Des centrales photovoltaïques flottantes en prime

« Nous sommes bien loin de l’image, véhiculée par certains, de grands producteurs de maïs – encore moins OGM ! – cultivé pour être envoyé en Argentine. Nous défendons une agriculture à taille humaine, principalement pour l’alimentation et transformée localement », assure Philippe Planche, éleveur de vaches laitières et producteur de blé vendu à Limagrain pour Jacquet, à Tikographie. Dans Le Monde, le vice-président de la chambre d’agriculture affirme que l’eau stockée ne sera pas réservée à l’irrigation du maïs semence pour Limagrain, dont il est adhérent, mais ira à l’ensemble de ses productions, y compris maraîchères. « Il faut distinguer l’agriculteur qui vit de son métier et celui qui vit d’amour et d’eau fraîche et va dans les manifestations », déclare Baptiste Arnaud à Martine Valo. « Nous ne sommes pas des anti-irrigants. Ce que l’on souhaite, c’est plutôt flécher l’usage de l’eau pour moins d’exportations, diversifier ce qui est cultivé dans la plaine de la Limagne », assure de son côté Ludovic Landais, porte-parole de la Confédération paysanne locale, à la correspondante locale de Libération qui a suivi la manifestation. « Nous serions prêts à reconnaître l’utilité de certaines retenues à condition qu’on laisse se développer une expérimentation d’autres modes de culture de façon à opérer une véritable transition, confie un opposant au projet des Turlurons à Tikographie. Mais le constat est qu’il est très difficile pour des personnes qui voudraient s’installer de trouver des terres ».

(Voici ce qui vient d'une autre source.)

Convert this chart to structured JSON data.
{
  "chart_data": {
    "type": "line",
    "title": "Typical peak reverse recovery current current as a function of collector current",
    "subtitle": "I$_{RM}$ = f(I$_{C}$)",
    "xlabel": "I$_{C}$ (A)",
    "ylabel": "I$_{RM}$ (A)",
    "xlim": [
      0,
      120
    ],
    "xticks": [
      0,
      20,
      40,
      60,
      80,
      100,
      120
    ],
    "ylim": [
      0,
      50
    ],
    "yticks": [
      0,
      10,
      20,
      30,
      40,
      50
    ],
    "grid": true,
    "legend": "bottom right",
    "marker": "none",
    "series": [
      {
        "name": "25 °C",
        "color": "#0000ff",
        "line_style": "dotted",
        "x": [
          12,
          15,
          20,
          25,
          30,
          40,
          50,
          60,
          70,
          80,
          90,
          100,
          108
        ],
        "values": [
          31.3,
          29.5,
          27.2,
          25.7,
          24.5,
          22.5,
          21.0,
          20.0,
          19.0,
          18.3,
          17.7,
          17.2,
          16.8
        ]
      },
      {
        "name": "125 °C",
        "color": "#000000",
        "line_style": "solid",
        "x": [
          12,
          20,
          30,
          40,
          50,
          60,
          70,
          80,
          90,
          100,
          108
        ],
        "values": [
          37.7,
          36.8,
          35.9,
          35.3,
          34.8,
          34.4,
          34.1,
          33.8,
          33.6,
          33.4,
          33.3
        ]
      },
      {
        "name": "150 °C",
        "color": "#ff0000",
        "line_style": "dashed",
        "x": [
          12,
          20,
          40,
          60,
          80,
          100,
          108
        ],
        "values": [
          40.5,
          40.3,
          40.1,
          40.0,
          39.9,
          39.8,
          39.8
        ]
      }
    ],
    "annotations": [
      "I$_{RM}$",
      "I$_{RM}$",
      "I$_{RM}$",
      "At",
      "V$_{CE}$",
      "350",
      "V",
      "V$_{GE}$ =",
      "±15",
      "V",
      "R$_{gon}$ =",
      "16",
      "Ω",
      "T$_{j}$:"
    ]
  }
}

Le média local, qui a consacré trois articles pour instruire la controverse de façon aussi complète que possible, relève un dernier point technique peu souligné par d’autres. « Il est envisagé d’installer des panneaux photovoltaïques flottants sur la surface de ces bassins, une technique encore très peu développée en France mais davantage aux Etats-Unis, souligne Marie Pierre Demarty. Ce projet complémentaire aurait pour fonction de limiter l’évaporation, tout en générant un revenu contribuant au financement du projet et en participant à la production d’une énergie renouvelable locale ».

Revue de presse du lundi 14 mai 2024.